Library weapons policies considered

Although the Michigan Court of Appeals recently ruled that patrons may carry guns into public libraries, local librarians say they aren't expecting a barrage of bullets among the books.
Marie Havenga
Nov 12, 2012

Loutit District Library Director John Martin said he's “disappointed” in the court decision that reversed a lower court ruling.

Ingham County Circuit Judge Rosemarie Aquilina ruled more than a year ago that patrons could not bring firearms into the Capital Area District Library in Lansing. But members of Michigan Open Carry, a gun rights advocacy group, sought to allow the public to bring weapons into public libraries.

The appeals court concluded late last month that it is up to the state, not local jurisdictions or libraries, to set firearm laws.

That ruling appears to be in direct opposition to current Loutit District Library policy. It states “all weapons (including but not limited to any firearm, knife with a blade longer than 3 inches, blackjack, bludgeon or club) are banned from library premises.”

Loutit rules allow only law enforcement and library security personnel to be armed.

“I think it's a little disappointing — especially in this day and age with what's going on in the world — that somebody would even think that it was a good idea to bring a weapon into a public place, especially a public place that's got little children," Martin said.

Martin said the library board's policy committee will likely discuss the ruling and how it affects current rules.

Martin has been Loutit's director for only 18 months, but he said he doesn't recall hearing about any incidents involving weapons at the Grand Haven library. He said he doesn't expect that to change because of the court ruling.

“We have a pretty responsible community here,” Martin said. “It started as an issue at the library in Lansing and a group of people who were trying to make a political point. Common sense generally rules. I don't expect any negative reaction here — I would hope not, anyway.”

Spring Lake/Ferrysburg Police Chief Roger DeYoung said he also doesn't anticipate any problems stemming from the appeals court ruling.

“Most people that have (carrying a concealed weapon permit) are law-abiding citizens," he said. "It's the people who don't have the (permits) that are causing the problems. I don't see any issue with it at all.”

Spring Lake District Library Director Claire Sheridan said that library's policy does not forbid weapons, nor does it state that weapons are allowed.

“It really does not specifically say anything about weapons,” she said. “It's in accordance with the law. Our attorney was very clear that libraries, in his opinion, could not forbid patrons to bring weapons into the library. Clearly, the courts stand by the law as it is now.”

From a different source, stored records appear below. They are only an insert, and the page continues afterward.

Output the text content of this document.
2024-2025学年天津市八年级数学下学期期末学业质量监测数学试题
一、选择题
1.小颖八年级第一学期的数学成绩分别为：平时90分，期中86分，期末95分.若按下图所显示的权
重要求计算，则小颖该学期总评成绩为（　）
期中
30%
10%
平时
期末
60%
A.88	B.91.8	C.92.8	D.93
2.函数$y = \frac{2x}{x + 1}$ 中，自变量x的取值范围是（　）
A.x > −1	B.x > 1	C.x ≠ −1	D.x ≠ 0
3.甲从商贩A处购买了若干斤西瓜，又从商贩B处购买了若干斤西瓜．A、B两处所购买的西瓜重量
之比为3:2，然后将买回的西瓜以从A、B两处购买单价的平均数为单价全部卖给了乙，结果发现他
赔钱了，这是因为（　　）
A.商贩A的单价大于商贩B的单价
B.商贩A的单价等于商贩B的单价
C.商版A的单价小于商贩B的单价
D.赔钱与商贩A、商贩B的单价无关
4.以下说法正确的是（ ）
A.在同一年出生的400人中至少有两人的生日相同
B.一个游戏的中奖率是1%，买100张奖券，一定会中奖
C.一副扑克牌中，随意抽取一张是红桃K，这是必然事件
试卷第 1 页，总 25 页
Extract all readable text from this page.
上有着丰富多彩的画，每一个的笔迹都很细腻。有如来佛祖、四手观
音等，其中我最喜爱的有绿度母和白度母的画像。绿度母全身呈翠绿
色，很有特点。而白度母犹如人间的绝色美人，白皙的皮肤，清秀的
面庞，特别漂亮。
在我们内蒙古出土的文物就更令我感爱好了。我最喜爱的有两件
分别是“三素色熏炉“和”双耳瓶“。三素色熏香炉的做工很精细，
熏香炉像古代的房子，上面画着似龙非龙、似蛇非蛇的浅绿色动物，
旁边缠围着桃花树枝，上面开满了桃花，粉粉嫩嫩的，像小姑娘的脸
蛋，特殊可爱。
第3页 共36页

To read more of this story, see today’s print or e-edition of the Grand Haven Tribune.

Comments

Wingmaster

Yeah, same thing with movie theatres!!

N8ary

Disappointing? Why? This decision does not allow people with ill intent to carry guns into the library. Only law abiding citizens are allowed to have guns. Furthermore, the hollywood portrayal of guns accidentally "going off" is greatly exaggerated, especially with the newer firearms available with all the built-in safeties. Guns are not living things.

Guns require human action to be fired. You would be surprised how many guns you pass by without your knowledge because of concealed licensees. I am comfortable with a pistol in my back pocket and have no fear of shooting off my leg. This is because I understand how my firearm works and what it takes to shoot it.

I think there should be certain positions (such as administrators) within our school systems that require a trained concealed pistol licensee to carry a firearm, or at least an armed security guard. This would protect our children rather than place them in danger.

Look up the rules for firearms in the State of Michigan. You'll see there are many laws protecting the innocent from poor firearm safety. This includes:


*No alcohol,


*No brandishing (must be in a holster unless in use), and you better have a really good reason to draw it and point it at another person; otherwise, it is considered assault with a deadly weapon.


*Murder is still seriously illegal, whether by gun, sharp pencil, heavy book, or bare hands.

MR. WILLIAMS

I had written a 250 word Comment in regard to this article, but after reading "N8ary's" Comment I concluded that my Comment while being note worthy would only be redundant and truthfully, not as clear and well versed as N8ary. Therefore, I not only yield, but support N8ary's Comment.

CheesePizza

Yeah libraries these days are ruff and tuff areas. People really need to bring guns with them when they check out books. Safety first!